So I know nothing about these the paper you cite. And I haven’t looked at the papers for He’s and Glorot’s initialization, but here is Thomas Theory of Weight Initialization for the Theory Adverse™:
- Why do we care about initialization? We want “stability” of activation distributions in deep networks. If no “signal” arrives in layer 100, we are screwed.
- How do we measure “signal”? Let’s just take standard deviation.
- What is then a good gain? One where the standard deviation “converges” to a reasonable positive value (or stays in some region).
- Let’s not theorize, let’s just try:
with torch.no_grad():
a = torch.randn(1000,1000)
b = a
for i in range(10):
l = torch.nn.Linear(1000,1000, bias=False)
torch.nn.init.xavier_normal_(l.weight, torch.nn.init.calculate_gain('tanh'))
b = l(b).tanh()
print (f"in: {a.std().item():.4f}, out: {b.std().item():.4f}")
- You will get something like
in: 0.9998, out: 0.6518
. - You will get the more or less same thing (in particular 0.65x) when you take 20 or 100 layers instead of just 10. Stability!
- You will also get the same (output, not input) if you multiply a by 0.5 before feeding it in.

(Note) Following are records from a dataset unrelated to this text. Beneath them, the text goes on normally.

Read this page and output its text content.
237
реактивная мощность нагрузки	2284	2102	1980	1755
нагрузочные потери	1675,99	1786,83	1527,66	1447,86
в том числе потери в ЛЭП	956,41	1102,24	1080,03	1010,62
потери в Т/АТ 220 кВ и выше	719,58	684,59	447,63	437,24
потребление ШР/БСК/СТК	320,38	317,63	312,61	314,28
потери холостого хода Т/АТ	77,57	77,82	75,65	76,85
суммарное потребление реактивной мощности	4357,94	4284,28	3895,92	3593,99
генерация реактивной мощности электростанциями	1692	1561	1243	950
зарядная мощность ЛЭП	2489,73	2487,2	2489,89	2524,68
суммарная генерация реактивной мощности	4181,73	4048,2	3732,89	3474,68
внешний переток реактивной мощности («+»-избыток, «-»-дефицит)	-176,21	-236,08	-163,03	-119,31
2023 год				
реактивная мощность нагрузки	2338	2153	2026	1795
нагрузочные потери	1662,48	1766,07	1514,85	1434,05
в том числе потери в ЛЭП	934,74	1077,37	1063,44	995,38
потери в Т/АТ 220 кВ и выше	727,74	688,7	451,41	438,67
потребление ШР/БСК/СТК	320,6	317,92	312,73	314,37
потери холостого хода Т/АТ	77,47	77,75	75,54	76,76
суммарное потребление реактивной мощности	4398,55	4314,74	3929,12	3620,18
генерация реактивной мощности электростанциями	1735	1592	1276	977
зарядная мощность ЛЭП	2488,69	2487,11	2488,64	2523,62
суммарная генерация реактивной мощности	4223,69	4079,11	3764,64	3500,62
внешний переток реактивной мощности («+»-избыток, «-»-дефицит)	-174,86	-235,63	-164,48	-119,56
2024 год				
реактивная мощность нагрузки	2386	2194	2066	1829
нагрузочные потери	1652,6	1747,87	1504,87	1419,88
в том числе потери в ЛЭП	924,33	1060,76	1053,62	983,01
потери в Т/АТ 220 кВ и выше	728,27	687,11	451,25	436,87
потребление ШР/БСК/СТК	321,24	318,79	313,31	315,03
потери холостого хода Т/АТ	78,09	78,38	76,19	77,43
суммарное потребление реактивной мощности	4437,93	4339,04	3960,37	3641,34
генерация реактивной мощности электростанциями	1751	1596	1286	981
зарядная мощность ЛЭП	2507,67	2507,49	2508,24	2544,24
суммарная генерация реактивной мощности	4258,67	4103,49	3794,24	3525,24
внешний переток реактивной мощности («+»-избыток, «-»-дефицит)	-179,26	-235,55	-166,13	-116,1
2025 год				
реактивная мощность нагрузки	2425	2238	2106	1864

- It doesn’t work quite as nicely when you use relu for nonlinearity and gain.
- It will not work as well if you use 1 as gain for tanh.
The gain of 1 for tanh sounds like it is motivated by the derivative of 1 at 0. If that is the derivation, you might run into trouble with non-small variance.
I’m not sure I’ve seen many deep networks with sigmoid activations.
I seem to remember watching A. Kaparthy explain this in some CS231n lecture (with histograms of the activations).
Best regards
Thomas